Again, the assumption that everyone wants something artificial - what the hell happened to experiencing the real world, with all its faults and limitations as both a challenge and something to discover?
Why care what you want when the far more realistic likelihood is that your vision of a utopia will only be shared by a vanishingly small minority of luddites? It's like saying that because the amish exist we should stop building cities.
What the hell do you have against nature?
What do you mean by nature? The random, to us, distribution of mass and energy in the galaxy, life on this and countless other world, some spiritual woo-woo bullshit about god creating a universe for us...

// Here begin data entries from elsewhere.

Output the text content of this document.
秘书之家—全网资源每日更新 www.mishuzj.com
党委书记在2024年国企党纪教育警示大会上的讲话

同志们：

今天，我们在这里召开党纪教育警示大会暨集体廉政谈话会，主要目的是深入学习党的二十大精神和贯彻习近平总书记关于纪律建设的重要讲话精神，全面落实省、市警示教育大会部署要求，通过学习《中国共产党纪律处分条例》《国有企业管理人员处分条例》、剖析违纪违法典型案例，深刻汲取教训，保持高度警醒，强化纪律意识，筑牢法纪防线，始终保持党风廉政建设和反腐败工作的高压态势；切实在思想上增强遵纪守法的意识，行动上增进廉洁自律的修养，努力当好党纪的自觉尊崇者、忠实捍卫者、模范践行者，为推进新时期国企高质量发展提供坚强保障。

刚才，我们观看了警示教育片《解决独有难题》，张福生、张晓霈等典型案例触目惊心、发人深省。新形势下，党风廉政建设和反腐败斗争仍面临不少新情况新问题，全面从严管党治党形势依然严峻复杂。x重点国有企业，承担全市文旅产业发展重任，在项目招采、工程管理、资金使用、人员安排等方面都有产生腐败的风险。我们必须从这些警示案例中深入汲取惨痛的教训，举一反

Nothing about the way things happen to be right now is sacred to me. Humans aren't meant to live on planets because we're not meant to do anything. We're the result of physics and be those physics random or predetermined none of that combines to give the universe purpose or humanity free will. My opinion may change if we figure out what makes consciousness arise from matter (if it does arise at all), and by which mechanism that mind makes choices (if it makes choices at all). Until then, my belief is that we're but cogs in a cosmic machine and thus we may as well strip the machine bear and see what that does.